Unfortunately, the modelling industry breeds scam artists. The young, vulnerable girls who are attracted to the fashion world are the perfect prey for predators hoping to lure them in. Mostly hiding behind a computer screen, online forums and social media, untrustworthy individuals contact teens without having to reveal their true identity. Therefore, if you are a looking to break into the industry or already had a few modelling jobs and are searching for new roles you have to be very careful. It seems as though the issue is escalating with one modelling agency claiming to have received 700 emails with tales of dreadful stories. We have created a useful guide to staying safe online as your safety should be your number one priority.
Common Signs of a Scam Artist
There are common signs that will highlight immediately if someone is trying to con you and are not legit. If you receive a message or are told these things by a modelling company please stay clear. Simply ignore or politely decline and move on.
Call you by inappropriate, unprofessional name such as ‘hunny’, ‘sexy’, ‘gorgeous’ etc.
If an email, Facebook message or Instagram comment is addressed in this way, do not reply. It is an obvious sign that the sender is not trustworthy. A professional company would never risk their reputation by calling you these names. They are trying to trick though flattery yet it is actually a disrespectful way to address someone they don’t know.

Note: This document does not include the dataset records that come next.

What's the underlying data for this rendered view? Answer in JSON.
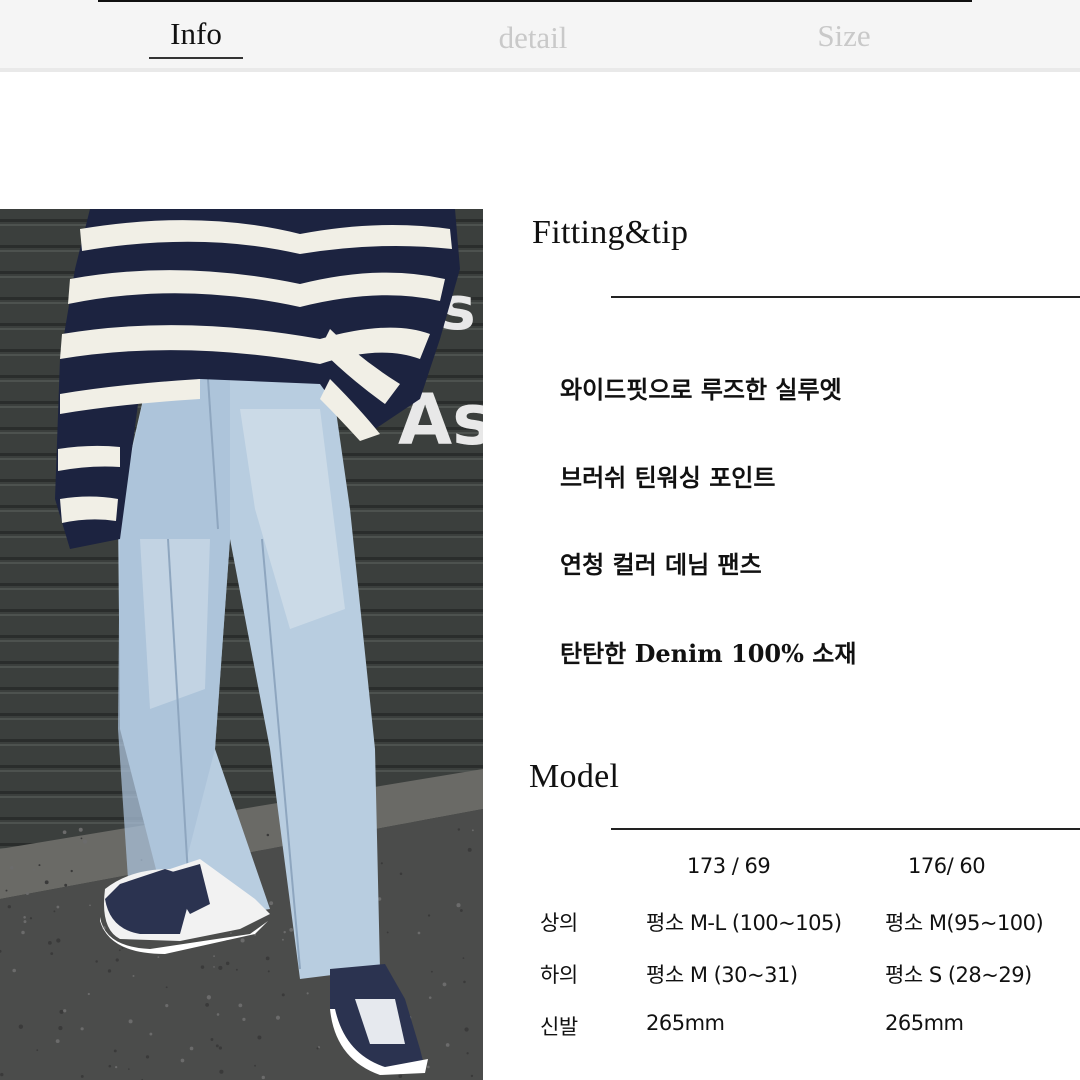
{
  "tabs": [
    {
      "label": "Info",
      "active": true
    },
    {
      "label": "detail",
      "active": false
    },
    {
      "label": "Size",
      "active": false
    }
  ],
  "photo": {
    "description": "Model wearing striped fuzzy sweater and light-wash wide denim pants with navy/white sneakers",
    "wall_sign_text": "As"
  },
  "fitting": {
    "title": "Fitting&tip",
    "tips": [
      "와이드핏으로 루즈한 실루엣",
      "브러쉬 틴워싱 포인트",
      "연청 컬러 데님 팬츠",
      "탄탄한 Denim 100% 소재"
    ]
  },
  "model": {
    "title": "Model",
    "columns": [
      "173 / 69",
      "176/ 60"
    ],
    "rows": [
      {
        "label": "상의",
        "values": [
          "평소 M-L (100~105)",
          "평소 M(95~100)"
        ]
      },
      {
        "label": "하의",
        "values": [
          "평소 M (30~31)",
          "평소 S (28~29)"
        ]
      },
      {
        "label": "신발",
        "values": [
          "265mm",
          "265mm"
        ]
      }
    ]
  },
  "colors": {
    "header_bg": "#f5f5f5",
    "active_tab": "#111111",
    "inactive_tab": "#c9c9c9",
    "sweater_navy": "#1c2340",
    "sweater_cream": "#f1efe6",
    "denim": "#b9cde0",
    "shutter": "#3a3d3b",
    "asphalt": "#4a4a4a"
  }
}
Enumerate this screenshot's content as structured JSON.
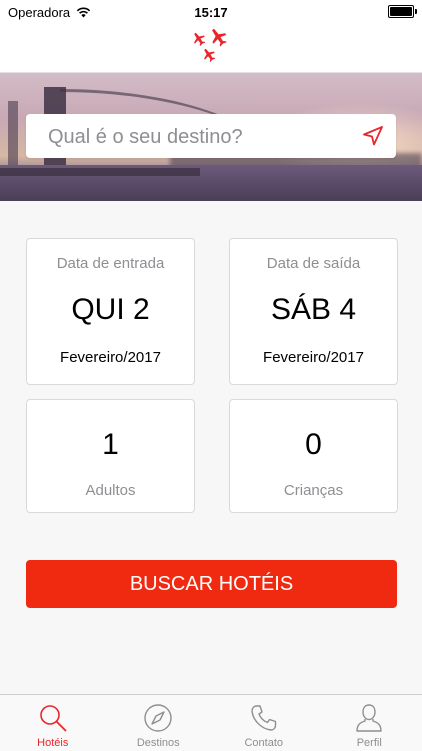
{
  "status_bar": {
    "carrier": "Operadora",
    "time": "15:17"
  },
  "search": {
    "placeholder": "Qual é o seu destino?"
  },
  "checkin": {
    "caption": "Data de entrada",
    "day": "QUI 2",
    "month": "Fevereiro/2017"
  },
  "checkout": {
    "caption": "Data de saída",
    "day": "SÁB 4",
    "month": "Fevereiro/2017"
  },
  "adults": {
    "count": "1",
    "caption": "Adultos"
  },
  "children": {
    "count": "0",
    "caption": "Crianças"
  },
  "search_button": {
    "label": "BUSCAR HOTÉIS"
  },
  "tabs": [
    {
      "label": "Hotéis",
      "icon": "search-icon",
      "active": true
    },
    {
      "label": "Destinos",
      "icon": "compass-icon",
      "active": false
    },
    {
      "label": "Contato",
      "icon": "phone-icon",
      "active": false
    },
    {
      "label": "Perfil",
      "icon": "person-icon",
      "active": false
    }
  ],
  "colors": {
    "accent": "#f02a10",
    "tab_active": "#e8262b",
    "tab_inactive": "#8e8e93"
  }
}
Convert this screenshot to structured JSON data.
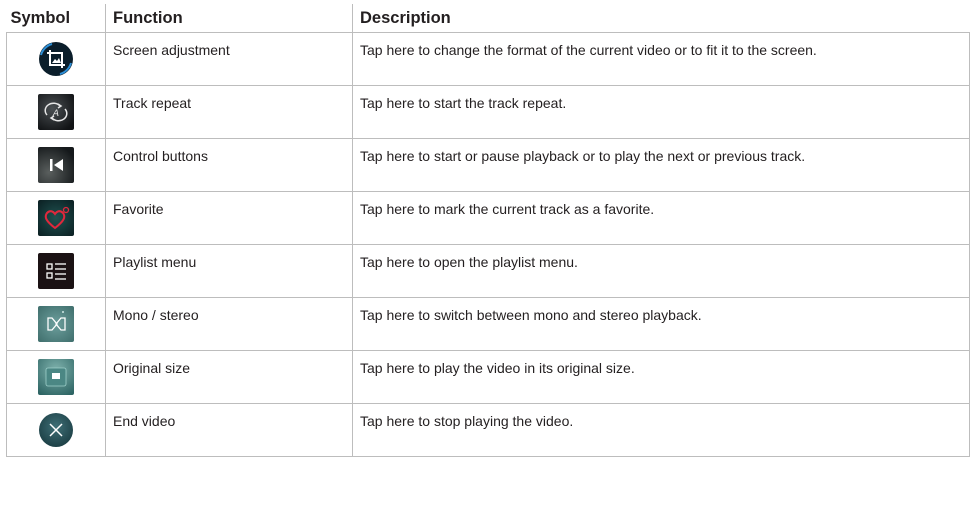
{
  "table": {
    "headers": {
      "symbol": "Symbol",
      "function": "Function",
      "description": "Description"
    },
    "rows": [
      {
        "icon": "screen-adjustment-icon",
        "function": "Screen adjustment",
        "description": "Tap here to change the format of the current video or to fit it to the screen."
      },
      {
        "icon": "track-repeat-icon",
        "function": "Track repeat",
        "description": "Tap here to start the track repeat."
      },
      {
        "icon": "previous-track-icon",
        "function": "Control buttons",
        "description": "Tap here to start or pause playback or to play the next or previous track."
      },
      {
        "icon": "favorite-heart-icon",
        "function": "Favorite",
        "description": "Tap here to mark the current track as a favorite."
      },
      {
        "icon": "playlist-menu-icon",
        "function": "Playlist menu",
        "description": "Tap here to open the playlist menu."
      },
      {
        "icon": "mono-stereo-icon",
        "function": "Mono / stereo",
        "description": "Tap here to switch between mono and stereo playback."
      },
      {
        "icon": "original-size-icon",
        "function": "Original size",
        "description": "Tap here to play the video in its original size."
      },
      {
        "icon": "end-video-icon",
        "function": "End video",
        "description": "Tap here to stop playing the video."
      }
    ]
  }
}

Ask for you to send nude or topless images.
Never send topless or nude images. If someone asks you to send a nude photo, cut the conversation straight away. Whilst at a shoot if you are asked to remove clothing simply decline. They may try to persuade you by explaining it is normal to have a few nude photos in your portfolio, however, it is simply untrue. They could upload these images to the Internet, which are never truly deleted. Both female and male models are put in this uncomfortable situation.
During a Skype call, Messenger or WhatsApp chat ask for you to undress.
Many are lured in over a Skype call to undress so the person on the other side of the camera can see if your physique is suitable for modelling. Again, this is unnecessary and is purely done to grab nude screenshots of you. If you are about to do an online video chat make sure that you keep your clothes on throughout. Do not be persuaded as the scam artists are hoping to use the footage or photos in an inappropriate way.
Arrange for you to meet at his/her place.
When you are meeting up with someone online always take your parent with you. Also, meet in a public place such as a café. Never go to his/her house or travel to a new city or country alone. Unfortunately, they could be luring you into a dangerous situation that once you are in you cannot get out of. If you have any doubts whatsoever do NOT meet them. Always consult with your parents and do not keep it a secret.
Ask for a large sum of money
If you are asked for a large amount of money on the first email it could be a scam. Even if they just ask for a deposit of say £250 do not pay it. It is more than likely that someone who asks for a large upfront fee without even meeting you is going to keep the money without providing the goods. Some say that the fee is to secure an appointment. Avoid paying any money without knowing 100% that the company is legit.
Ask for you to not tell your parents about them or the modelling job.
Many scam artists try to be sneaky and ask teens to not tell their parents. This should ring alarm bells that he/she is trying to lure you into a trap, as anyone under the age of 18 should have their parents consent to be signed to an agency or to be part of a photoshoot. Anyone who tries to go against these strict rules is not be trusted. Always tell your parents about messages that your receive on social media about modelling. Their experience and parent instinct will be able to protect you from a scam artist’s tactics.
Signs of a Legit Company
We’ve highlighted how untrustworthy individuals and companies act. Now, here is a list of ways that show legit organisations and agencies behaviour when dealing with new talent.
- Open during normal business hours. Agents usually work at their office from 9-5. If you receive a message late at night this may not be legit.
- Have a list of brand, designers and companies that are well known with a good reputation.
- Contact you via telephone and email after you have applied to the agency. Legit companies very rarely message via social media.
- Operate under a recognised name that has a strong reputation in the industry. However, remember to ring or email if you receive a message from a person claiming to be from a certain agency. Take the number/address from their website and not directly from the message. The phone call or email will clear up if it was from them or not.
- Their use of language is very professional and do not use slang, disrespectful terms or seductive compliments such as sexy, gorgeous or hunny.
It is important to remember that scam artists will try to operate under a legit companies name to trick models. Many will just see the name and believe what they are saying. Therefore, always double check with the company themselves to find out if it is actually them or not. If they contact you through Snapchat or any other social media platform, it will not be them. Also, if they ask for lingerie or nude shots ignore immediately. Once the legitimate company hears from you they can contact the social media company to ensure that the account is blocked and other teens are not targeted in this way.